What does this mean?: This has huge implications for early interventions. If vocabulary is a predictor of school readiness, and being a late talker is a risk factor for having low vocabulary knowledge, intervention in this area is necessary! As the authors put it, “Vocabulary support provided early in life would greatly enhance children’s later vocabulary development as well as their school readiness.” Regardless of being a late talker or not, enrollment in programs to help develop rich vocabularies for kiddos who struggle with this skill at 48 months early in life are critical in ensuring school readiness.

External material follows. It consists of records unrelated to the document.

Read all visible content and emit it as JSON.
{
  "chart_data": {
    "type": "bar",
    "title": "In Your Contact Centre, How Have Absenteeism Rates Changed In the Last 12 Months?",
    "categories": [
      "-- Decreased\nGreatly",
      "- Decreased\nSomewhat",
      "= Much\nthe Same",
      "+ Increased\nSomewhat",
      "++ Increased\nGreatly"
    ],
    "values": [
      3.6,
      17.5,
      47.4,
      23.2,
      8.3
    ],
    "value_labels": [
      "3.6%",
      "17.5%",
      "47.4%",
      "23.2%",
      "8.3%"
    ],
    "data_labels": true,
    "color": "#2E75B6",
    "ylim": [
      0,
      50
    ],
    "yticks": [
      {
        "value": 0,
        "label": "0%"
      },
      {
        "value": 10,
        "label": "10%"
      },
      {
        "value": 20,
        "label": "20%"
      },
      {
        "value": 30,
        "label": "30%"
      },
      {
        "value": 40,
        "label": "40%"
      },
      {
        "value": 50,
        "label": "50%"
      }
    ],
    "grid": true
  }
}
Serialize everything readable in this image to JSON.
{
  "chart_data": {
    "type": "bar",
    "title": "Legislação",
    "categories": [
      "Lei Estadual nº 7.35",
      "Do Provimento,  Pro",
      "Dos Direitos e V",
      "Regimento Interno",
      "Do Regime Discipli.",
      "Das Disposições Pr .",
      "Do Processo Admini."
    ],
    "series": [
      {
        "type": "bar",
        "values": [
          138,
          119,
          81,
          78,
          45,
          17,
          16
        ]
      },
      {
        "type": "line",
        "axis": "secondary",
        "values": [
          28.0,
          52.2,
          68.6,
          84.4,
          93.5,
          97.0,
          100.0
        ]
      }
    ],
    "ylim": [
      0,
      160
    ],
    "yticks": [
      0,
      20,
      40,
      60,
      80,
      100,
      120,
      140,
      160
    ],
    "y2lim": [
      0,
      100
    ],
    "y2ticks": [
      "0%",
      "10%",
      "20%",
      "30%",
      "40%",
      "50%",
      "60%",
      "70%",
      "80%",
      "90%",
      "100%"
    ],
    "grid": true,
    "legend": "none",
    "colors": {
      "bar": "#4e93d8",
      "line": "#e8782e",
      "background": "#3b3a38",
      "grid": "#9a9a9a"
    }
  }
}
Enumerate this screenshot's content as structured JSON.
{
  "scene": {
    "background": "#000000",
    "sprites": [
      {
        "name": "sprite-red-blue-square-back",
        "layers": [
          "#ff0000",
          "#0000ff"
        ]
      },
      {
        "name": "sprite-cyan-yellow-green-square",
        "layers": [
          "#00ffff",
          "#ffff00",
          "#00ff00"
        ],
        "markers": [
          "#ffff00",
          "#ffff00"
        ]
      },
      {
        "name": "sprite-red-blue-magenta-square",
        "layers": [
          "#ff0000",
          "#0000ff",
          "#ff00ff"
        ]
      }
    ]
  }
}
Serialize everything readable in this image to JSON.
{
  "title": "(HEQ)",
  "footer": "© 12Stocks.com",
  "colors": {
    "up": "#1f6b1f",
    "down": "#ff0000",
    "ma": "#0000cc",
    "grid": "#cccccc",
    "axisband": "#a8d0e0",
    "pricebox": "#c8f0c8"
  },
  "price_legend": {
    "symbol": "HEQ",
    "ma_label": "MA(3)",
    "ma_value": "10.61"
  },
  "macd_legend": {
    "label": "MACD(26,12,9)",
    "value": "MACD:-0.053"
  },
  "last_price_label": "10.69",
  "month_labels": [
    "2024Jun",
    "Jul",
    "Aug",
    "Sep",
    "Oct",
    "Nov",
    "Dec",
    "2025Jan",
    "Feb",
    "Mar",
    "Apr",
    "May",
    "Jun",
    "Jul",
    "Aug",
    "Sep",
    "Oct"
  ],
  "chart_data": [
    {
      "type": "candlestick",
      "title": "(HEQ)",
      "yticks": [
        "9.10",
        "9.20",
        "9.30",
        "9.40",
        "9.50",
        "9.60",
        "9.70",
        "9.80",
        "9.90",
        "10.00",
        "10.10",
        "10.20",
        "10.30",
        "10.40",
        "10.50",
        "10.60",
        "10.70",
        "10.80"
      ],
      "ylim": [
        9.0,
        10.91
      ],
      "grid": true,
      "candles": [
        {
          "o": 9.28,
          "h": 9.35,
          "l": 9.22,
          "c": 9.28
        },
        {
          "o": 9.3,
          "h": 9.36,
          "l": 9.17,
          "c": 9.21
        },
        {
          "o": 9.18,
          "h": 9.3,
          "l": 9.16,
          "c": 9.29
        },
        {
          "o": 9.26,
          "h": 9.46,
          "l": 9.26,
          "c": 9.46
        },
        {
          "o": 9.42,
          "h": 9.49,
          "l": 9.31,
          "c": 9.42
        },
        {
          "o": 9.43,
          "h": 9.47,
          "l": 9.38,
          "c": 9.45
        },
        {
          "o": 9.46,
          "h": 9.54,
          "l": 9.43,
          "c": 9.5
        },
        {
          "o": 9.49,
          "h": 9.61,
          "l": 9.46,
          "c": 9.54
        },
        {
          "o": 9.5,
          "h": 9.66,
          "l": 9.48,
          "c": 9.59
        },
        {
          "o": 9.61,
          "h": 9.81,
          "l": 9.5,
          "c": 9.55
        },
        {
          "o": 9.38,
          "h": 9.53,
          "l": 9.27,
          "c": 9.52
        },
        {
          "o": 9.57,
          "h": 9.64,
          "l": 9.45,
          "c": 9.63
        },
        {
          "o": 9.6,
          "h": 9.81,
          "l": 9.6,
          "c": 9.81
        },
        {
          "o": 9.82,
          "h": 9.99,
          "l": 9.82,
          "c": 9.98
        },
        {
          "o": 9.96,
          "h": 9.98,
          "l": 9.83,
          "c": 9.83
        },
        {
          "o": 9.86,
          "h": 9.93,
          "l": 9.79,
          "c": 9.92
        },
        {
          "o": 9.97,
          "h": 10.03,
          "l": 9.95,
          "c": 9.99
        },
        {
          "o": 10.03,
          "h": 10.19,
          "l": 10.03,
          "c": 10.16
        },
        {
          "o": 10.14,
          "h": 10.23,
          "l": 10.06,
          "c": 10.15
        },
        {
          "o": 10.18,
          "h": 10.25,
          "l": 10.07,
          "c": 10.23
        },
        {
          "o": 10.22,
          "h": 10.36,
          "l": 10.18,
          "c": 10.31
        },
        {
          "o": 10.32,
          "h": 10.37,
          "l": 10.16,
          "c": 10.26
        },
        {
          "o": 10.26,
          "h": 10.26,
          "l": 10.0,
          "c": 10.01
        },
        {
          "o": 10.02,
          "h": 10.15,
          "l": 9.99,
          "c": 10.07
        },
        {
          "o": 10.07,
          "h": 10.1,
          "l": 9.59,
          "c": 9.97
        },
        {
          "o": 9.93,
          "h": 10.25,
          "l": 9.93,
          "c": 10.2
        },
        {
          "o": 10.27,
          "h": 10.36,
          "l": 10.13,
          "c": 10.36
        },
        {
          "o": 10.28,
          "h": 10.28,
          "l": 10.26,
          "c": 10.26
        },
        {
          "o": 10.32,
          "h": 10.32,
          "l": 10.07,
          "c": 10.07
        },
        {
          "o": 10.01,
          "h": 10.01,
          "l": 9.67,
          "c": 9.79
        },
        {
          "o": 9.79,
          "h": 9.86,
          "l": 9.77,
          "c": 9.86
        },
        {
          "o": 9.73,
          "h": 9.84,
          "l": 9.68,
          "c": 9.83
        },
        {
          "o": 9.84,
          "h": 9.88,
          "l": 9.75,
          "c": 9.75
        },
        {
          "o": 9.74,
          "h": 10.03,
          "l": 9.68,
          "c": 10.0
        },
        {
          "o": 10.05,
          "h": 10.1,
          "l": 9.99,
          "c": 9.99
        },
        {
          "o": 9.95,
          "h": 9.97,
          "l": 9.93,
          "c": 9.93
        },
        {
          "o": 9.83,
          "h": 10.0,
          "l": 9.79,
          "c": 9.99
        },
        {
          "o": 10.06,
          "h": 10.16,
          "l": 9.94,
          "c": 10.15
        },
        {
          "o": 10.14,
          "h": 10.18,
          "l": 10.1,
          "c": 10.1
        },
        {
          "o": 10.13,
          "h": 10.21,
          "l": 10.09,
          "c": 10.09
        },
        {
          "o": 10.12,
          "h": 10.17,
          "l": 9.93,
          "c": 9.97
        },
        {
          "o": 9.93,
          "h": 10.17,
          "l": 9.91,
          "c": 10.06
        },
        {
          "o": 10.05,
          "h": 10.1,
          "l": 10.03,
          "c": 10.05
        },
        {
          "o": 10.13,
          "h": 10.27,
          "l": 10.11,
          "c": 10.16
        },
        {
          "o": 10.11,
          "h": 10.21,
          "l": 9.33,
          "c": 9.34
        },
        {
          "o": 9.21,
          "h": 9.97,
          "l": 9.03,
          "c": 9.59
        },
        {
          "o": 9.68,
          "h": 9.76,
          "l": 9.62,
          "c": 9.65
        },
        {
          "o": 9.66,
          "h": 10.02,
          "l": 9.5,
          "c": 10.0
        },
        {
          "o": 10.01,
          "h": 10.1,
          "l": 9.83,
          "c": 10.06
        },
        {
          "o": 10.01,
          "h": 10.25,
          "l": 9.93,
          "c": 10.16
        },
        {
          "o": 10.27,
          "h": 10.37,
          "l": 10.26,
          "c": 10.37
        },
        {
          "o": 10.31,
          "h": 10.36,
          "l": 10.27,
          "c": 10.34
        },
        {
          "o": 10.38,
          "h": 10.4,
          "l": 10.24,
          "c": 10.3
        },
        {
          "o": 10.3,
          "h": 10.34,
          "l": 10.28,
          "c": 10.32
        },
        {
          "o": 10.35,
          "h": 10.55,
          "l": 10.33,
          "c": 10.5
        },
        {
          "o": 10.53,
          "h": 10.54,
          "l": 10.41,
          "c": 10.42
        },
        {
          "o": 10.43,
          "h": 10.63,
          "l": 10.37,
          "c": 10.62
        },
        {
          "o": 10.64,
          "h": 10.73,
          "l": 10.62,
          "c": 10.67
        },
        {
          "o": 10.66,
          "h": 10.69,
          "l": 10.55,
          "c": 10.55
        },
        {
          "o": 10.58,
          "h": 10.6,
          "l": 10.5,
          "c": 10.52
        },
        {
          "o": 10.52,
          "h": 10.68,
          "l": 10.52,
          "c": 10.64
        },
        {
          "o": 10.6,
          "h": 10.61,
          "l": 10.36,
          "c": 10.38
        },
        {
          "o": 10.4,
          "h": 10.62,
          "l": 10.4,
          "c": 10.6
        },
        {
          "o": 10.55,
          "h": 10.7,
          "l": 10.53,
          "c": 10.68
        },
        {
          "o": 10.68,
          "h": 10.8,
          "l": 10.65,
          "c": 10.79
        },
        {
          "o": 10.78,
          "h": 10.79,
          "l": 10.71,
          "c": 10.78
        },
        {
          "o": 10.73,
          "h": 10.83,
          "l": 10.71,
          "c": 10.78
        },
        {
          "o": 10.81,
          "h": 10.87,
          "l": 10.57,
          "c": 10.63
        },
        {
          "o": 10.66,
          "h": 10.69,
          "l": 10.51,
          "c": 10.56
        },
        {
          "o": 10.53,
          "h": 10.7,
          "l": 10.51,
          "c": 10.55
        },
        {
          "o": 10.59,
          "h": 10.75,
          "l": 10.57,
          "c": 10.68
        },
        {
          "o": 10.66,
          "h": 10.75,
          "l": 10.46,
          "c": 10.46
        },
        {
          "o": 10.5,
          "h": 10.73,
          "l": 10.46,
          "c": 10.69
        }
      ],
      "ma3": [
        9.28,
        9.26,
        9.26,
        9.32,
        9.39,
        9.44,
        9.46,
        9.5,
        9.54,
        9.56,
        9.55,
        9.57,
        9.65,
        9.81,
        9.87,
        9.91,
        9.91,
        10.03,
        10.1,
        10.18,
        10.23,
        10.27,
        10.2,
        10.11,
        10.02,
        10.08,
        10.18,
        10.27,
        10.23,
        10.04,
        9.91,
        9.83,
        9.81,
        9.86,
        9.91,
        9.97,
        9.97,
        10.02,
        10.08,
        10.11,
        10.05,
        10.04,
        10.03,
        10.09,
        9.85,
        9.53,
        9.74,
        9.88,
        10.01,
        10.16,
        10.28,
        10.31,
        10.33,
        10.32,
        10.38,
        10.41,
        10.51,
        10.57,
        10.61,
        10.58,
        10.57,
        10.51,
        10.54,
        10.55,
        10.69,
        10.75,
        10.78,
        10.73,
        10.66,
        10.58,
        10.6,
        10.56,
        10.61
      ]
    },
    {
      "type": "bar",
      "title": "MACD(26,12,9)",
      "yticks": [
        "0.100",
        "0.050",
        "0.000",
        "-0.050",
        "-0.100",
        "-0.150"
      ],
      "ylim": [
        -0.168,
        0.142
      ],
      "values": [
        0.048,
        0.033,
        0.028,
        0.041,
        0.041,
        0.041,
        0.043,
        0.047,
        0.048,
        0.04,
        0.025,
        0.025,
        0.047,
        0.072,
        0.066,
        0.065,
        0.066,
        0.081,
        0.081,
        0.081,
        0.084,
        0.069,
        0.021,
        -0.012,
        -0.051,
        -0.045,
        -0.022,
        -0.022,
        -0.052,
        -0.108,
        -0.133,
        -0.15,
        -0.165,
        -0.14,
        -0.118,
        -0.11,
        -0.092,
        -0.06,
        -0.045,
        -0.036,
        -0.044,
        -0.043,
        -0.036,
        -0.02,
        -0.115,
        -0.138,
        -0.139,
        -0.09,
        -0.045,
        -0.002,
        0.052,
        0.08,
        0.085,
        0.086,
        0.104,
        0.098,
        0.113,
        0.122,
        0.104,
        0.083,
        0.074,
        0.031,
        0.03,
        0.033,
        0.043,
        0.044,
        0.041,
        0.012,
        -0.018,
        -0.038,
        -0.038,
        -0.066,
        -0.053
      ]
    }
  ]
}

If you are concerned about your child’s speech and language development, do not hesitate to call a professional and ask for guidance. Asking questions and seeking help is never detrimental, but, as this article leads us to understand, postponing interventions can have serious affects on the child’s future learning. Your friendly, neighborhood SLP is always here to listen!
**Risk factors include: “being a boy, lower socioeconomic status, being a nonsingleton, older maternal age at birth, moderately low birth weight, lower quality parenting, receipt of day care for less than 10 hr/week, and attention problems.”